It is the patriotic duty of conscientious civil servants to report or reveal any case of graft or political impropriety, says Mustafa K Anuar.
The early retirement of Malaysian Anti-Corruption Commission’s (MACC) Special Operations Division director Bahri Mohd Zin recently gained much media and public attention particularly because he reportedly gave his frustration with MACC’s investigation of the controversial SRC International Sdn Bhd, which did not end up in court, as the reason for what looks like a principled decision to leave the anti-graft agency.
Such a career end certainly raised eyebrows in the country as it is not often we get high-ranking government officials – let alone ruling politicians, many of whom are thick-skinned – who’d leave their comfy positions on the basis of principle. If anything, many of them would desperately hang on to these positions for dear life.
But what was extraordinary about this case is that public curiosity and concern became especially heightened when the MACC subsequently claimed that Bahri had told the commission that he did not make such a statement.
This, in turn, caused a furore when the latter insisted that the MACC never contacted him ever since his much-publicised retirement and thus he never issued a denial of that nature.
The Bahri retirement saga also triggered a knee-jerk reaction from the government. Coming hard on the heels of this case, Minister in the Prime Minister’s Department Azalina Othman Said warned that stern action would be taken against civil servants, serving as well as retired, who “defame” the government.
Her warning demands close examination as it has deep implications for human rights, transparency and accountability as well as the conscience and professional ethics of civil servants in general. Besides, it can give rise to serious misunderstanding and confusion.
It is important for us to bear in mind that not all revelations should necessarily be deemed as actions aimed at smearing the public image of the government or, worse, acts of mischief and treason.
There are indeed exposes that are vital and necessary in the fight against administrative mismanagement and corruption and the call for accountability, which incidentally is part and parcel of the rationale behind the call for a freedom of information law.
What constitutes “defamation”? “Defamation”, according to the Cambridge Dictionary, is an act of damaging “the reputation of a person or group by saying or writing bad things about them that are not true.”
The law of defamation will take its course if and when the maligned party – in this case, the government or its ministers – decides to take legal action against the defaming party if it feels that its political legitimacy, standing and public image have been severely affected or undermined.
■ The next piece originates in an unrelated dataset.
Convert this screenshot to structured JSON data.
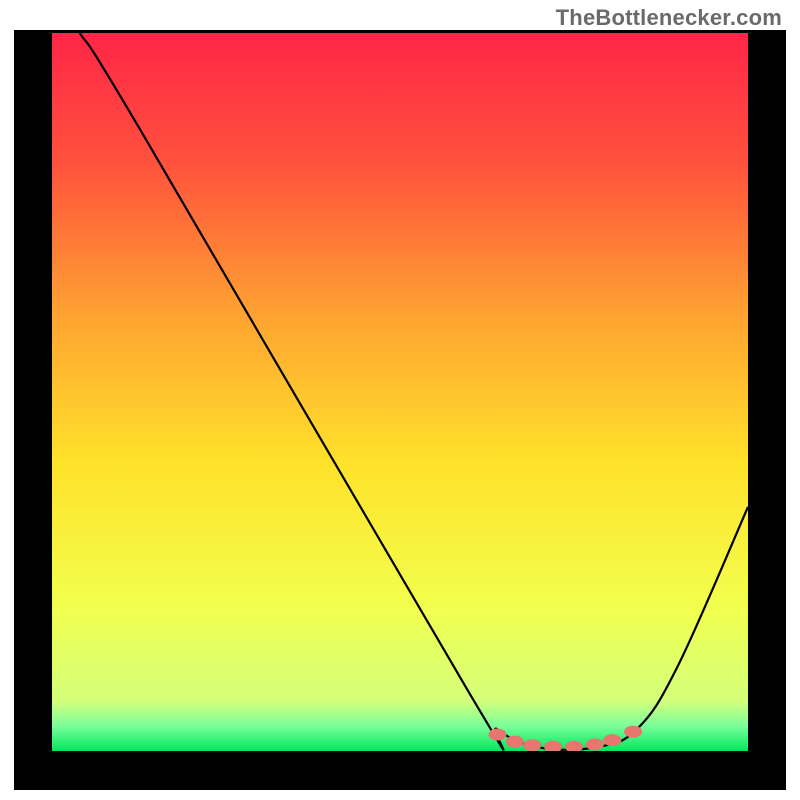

On the other hand, if what is revealed by civil servants concerned about the government is true, such as corruption and mismanagement of state resources that corrode the government machinery and efficiency, then the very act of disclosing information should not be criminalised and whistleblowers in the civil service should not be unduly penalised.
In fact, whistleblowers should be sufficiently protected by law so that they would not be victimised or left in the cold. In many ways, these individuals can be considered patriots who put their jobs, if not lives, on the line.
To reiterate, this is why an act of exposing information regarding certain aspects of the government should not be summarily dismissed as something necessarily sinister, especially when it involves incriminating evidence of financial impropriety or embezzlement of state coffers as has been the case in Malaysia in recent times.
It is useful to remember at this juncture what American writer-humourist Mark Twain said: “Loyalty to the country always. Loyalty to the government when it deserves it.”
So such information expose should be interpreted as an act of loyalty to the country, which should prevail over loyalty to the government of the day, especially if and when the political legitimacy of the government becomes suspect owing to, say, financial scandals.
As long as a democratic government is run by mere mortals who are fallible, there’s always a possibility of political and financial impropriety that may be committed by the ruling politicians, and hence there has to be checks and balances via the principle of separation of powers among the three branches of government, ie the executive, legislative and judiciary, as well as whistleblowers and free media.
If whistleblowers were criminalised or accused of being unpatriotic, then, for example, the Watergate scandal, which shook the Nixon administration in the 1970s, would not have been unearthed had the famous informant Deep Throat not stepped out to help halt the rot in the state establishment.
And President Richard Nixon would not have had to resign from his position because of his political misconduct that was exposed eventually by the press.
This is, of course, not to say that anything and everything from and about the government, especially official documents that are meant to be secret, should be aired in public.
That is why there are laws to prevent this, such as the Official Secrets Act (OSA), so that vital documents and data do not fall into the hands of the country’s enemies. In this regard, our OSA needs to be fine-tuned as its definition of “official secrets” is too broad and all-encompassing. Only sensitive information that affects the security of the country should be kept secret.
Indeed, it is the patriotic duty of particularly conscientious civil servants, both working and retired, to report or reveal any case of graft or political impropriety that occurs in the government administration which in the long run would jeopardise the prosperity, welfare and security of the citizenry and the country as a whole.
This act of divulging is also one way to halt corruption and leakages from being normalised and deeply entrenched in our beloved society, if it hasn’t already. To keep quiet about it would do a disservice to the entire nation.